In reality, for performance reasons, we give analytical gradients instead. For inadmissible parameter values, we just fill the gradient with ones (i.e. anything that does not fulfill Optim's convergence criteria on the gradient norm).

However, this fails for ProximalAlgorithms:

struct myproblem end

function ProximalCore.gradient!(grad, f::myproblem, x)

    Σ = [x[1] 0.0
         0.0 x[2]]

    if !isposdef(Σ)
        grad .= 1.0
        return Inf
        ∇Σ = [1.0 0.0
              0.0 0.0
              0.0 0.0
              0.0 1.0]
        grad' .= vec(inv(Σ) - inv(Σ)^2)'*∇Σ
        return logdet(Σ) + tr(inv(Σ))


ProximalAlgorithms.PANOC()(x0 = [2.0, 2.0], f = myproblem(), g = NormL1(0.0))

# output: ([-6.39742852169722e17, -6.39742852169722e17], 11)

but it starts to work again if we return floatmax(...) instead of Inf:

function ProximalCore.gradient!(grad, f::myproblem, x)

    Σ = [x[1] 0.0
         0.0 x[2]]

    if !isposdef(Σ)
        grad .= 1.0
        return floatmax(eltype(x)) # <- only this line changed
        ∇Σ = [1.0 0.0
              0.0 0.0
              0.0 0.0
              0.0 1.0]
        grad' .= vec(inv(Σ) - inv(Σ)^2)'*∇Σ
        return logdet(Σ) + tr(inv(Σ))


ProximalAlgorithms.PANOC()(x0 = [2.0, 2.0], f = myproblem(), g = NormL1(0.0))
# output: ([0.9999999997915161, 0.9999999997915161], 7)

Sorry for the long post, but I could not find an easier MWE that reproduces the problem.

lostella commented 2 years ago

Not at all, thanks for the detailed report!

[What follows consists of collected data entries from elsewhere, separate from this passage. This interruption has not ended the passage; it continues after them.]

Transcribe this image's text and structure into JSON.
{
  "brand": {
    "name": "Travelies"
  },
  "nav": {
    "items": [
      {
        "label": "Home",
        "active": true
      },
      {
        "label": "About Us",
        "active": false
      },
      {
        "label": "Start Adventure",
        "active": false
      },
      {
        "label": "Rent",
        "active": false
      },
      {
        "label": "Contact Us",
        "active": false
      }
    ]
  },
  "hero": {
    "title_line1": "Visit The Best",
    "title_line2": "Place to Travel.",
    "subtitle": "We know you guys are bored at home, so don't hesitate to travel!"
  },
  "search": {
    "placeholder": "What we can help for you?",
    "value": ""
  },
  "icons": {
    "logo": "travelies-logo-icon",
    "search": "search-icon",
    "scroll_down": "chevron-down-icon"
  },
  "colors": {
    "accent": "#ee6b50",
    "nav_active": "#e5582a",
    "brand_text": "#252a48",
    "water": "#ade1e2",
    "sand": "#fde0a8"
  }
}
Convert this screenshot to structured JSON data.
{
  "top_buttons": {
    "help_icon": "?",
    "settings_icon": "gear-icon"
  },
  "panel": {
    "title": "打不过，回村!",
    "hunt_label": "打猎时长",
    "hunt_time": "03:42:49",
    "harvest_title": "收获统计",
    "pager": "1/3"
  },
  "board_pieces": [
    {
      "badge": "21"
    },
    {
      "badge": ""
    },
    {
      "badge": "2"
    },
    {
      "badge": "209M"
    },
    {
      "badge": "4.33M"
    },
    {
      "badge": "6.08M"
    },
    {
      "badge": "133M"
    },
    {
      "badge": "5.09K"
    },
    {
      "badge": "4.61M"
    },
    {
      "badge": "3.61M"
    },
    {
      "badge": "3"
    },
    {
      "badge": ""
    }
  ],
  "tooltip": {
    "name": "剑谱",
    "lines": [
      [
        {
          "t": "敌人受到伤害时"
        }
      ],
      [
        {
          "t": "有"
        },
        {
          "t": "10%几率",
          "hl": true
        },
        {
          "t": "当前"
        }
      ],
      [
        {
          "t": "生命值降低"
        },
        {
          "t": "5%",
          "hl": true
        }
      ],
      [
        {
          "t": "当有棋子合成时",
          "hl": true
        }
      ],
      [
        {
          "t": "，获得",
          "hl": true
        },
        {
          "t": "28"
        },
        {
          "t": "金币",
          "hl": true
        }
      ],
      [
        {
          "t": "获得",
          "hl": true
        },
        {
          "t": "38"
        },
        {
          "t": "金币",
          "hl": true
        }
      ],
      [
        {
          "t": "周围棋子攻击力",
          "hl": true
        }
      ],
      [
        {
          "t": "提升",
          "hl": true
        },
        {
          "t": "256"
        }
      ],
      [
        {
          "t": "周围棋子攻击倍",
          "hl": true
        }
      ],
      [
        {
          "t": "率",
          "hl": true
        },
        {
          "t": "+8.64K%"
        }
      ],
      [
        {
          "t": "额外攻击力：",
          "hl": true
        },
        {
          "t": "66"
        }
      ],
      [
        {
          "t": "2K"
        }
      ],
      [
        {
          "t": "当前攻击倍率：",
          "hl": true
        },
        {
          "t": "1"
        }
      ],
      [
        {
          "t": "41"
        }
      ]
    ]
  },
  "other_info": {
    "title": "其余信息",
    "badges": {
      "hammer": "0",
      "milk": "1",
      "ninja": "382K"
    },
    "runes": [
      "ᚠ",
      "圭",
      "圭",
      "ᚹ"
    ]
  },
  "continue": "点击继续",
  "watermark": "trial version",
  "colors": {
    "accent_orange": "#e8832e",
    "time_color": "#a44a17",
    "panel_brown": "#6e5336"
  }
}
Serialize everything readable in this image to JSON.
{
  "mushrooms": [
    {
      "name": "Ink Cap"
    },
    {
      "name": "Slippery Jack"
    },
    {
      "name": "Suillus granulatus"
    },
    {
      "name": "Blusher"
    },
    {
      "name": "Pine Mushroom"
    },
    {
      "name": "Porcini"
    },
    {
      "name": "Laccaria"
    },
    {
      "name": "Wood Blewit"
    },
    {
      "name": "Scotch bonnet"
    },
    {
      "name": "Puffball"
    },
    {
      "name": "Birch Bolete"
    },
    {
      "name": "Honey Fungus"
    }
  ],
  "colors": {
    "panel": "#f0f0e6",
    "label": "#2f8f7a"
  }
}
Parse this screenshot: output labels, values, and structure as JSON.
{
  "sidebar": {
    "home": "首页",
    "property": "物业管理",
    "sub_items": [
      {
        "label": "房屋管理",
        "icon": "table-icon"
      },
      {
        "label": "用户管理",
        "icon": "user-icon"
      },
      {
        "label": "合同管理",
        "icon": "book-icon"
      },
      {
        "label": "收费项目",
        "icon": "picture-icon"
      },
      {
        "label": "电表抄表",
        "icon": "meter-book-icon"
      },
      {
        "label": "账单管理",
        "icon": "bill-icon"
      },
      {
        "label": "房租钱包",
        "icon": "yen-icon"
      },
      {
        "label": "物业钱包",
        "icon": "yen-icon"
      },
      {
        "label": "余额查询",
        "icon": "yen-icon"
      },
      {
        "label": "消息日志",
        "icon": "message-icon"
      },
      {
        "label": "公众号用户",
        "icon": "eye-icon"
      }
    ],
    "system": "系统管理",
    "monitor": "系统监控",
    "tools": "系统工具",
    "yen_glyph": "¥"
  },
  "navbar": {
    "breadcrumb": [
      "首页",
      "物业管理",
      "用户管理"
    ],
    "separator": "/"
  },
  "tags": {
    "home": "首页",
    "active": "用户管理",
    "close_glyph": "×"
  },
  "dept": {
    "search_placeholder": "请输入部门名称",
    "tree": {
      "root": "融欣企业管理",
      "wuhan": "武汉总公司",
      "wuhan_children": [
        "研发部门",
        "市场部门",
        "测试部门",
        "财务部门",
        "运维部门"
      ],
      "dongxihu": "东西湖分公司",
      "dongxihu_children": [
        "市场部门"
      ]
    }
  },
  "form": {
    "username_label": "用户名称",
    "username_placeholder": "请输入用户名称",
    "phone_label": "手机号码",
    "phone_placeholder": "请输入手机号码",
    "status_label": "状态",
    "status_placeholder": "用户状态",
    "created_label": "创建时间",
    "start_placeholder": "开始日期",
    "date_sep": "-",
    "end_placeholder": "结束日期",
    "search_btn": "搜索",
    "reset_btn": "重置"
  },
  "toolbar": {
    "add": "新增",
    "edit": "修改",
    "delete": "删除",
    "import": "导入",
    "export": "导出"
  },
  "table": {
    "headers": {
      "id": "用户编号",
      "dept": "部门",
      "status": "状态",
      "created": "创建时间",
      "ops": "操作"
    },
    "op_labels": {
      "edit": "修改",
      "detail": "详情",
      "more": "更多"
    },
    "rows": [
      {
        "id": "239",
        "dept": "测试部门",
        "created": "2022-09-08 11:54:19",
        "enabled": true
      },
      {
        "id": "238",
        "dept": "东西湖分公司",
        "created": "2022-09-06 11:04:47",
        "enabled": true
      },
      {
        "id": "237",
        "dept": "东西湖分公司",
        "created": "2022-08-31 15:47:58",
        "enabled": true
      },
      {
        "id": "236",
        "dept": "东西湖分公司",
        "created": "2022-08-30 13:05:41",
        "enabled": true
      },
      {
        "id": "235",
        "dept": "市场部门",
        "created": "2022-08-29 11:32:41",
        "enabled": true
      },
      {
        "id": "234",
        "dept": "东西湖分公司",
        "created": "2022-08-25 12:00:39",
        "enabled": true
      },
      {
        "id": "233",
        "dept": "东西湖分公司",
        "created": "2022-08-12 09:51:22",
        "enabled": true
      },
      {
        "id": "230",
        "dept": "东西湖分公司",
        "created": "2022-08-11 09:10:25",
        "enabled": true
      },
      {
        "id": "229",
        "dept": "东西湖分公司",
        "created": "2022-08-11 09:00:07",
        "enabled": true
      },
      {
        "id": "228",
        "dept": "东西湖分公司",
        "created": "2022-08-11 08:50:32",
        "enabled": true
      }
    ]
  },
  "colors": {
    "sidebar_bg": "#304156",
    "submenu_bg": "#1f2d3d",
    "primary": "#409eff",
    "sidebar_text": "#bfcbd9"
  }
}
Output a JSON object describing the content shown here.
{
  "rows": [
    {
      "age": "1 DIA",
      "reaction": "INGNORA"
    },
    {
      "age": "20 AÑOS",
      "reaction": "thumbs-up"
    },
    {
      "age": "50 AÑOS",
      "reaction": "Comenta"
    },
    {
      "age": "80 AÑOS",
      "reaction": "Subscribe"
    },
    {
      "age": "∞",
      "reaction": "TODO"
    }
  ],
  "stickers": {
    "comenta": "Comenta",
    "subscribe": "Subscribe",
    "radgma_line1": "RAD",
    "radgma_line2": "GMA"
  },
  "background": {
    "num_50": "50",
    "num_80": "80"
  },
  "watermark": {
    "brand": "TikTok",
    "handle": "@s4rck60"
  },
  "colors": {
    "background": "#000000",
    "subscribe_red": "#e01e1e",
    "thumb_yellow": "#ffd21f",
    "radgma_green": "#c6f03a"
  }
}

Leaving aside the AD issues, PANOC does a line-search internally, which I think may severely break in case the function evaluates to Inf; there’s a pretty strong requirement on f being real-valued (and actually smooth) to guarantee convergence.

The PANOCplus variant may work better in case f is simply differentiable (but then again, the trick being used here really make it non-differentiable). Otherwise ForwardBackward is free from line-searches, in case you manually provide a step-size, but then this should be small enough compared to the Lipschitz constant of the gradient of f.

To summarize, I’m not surprised if things break in your case 🙂 and now I’m curious how Optim deals with it.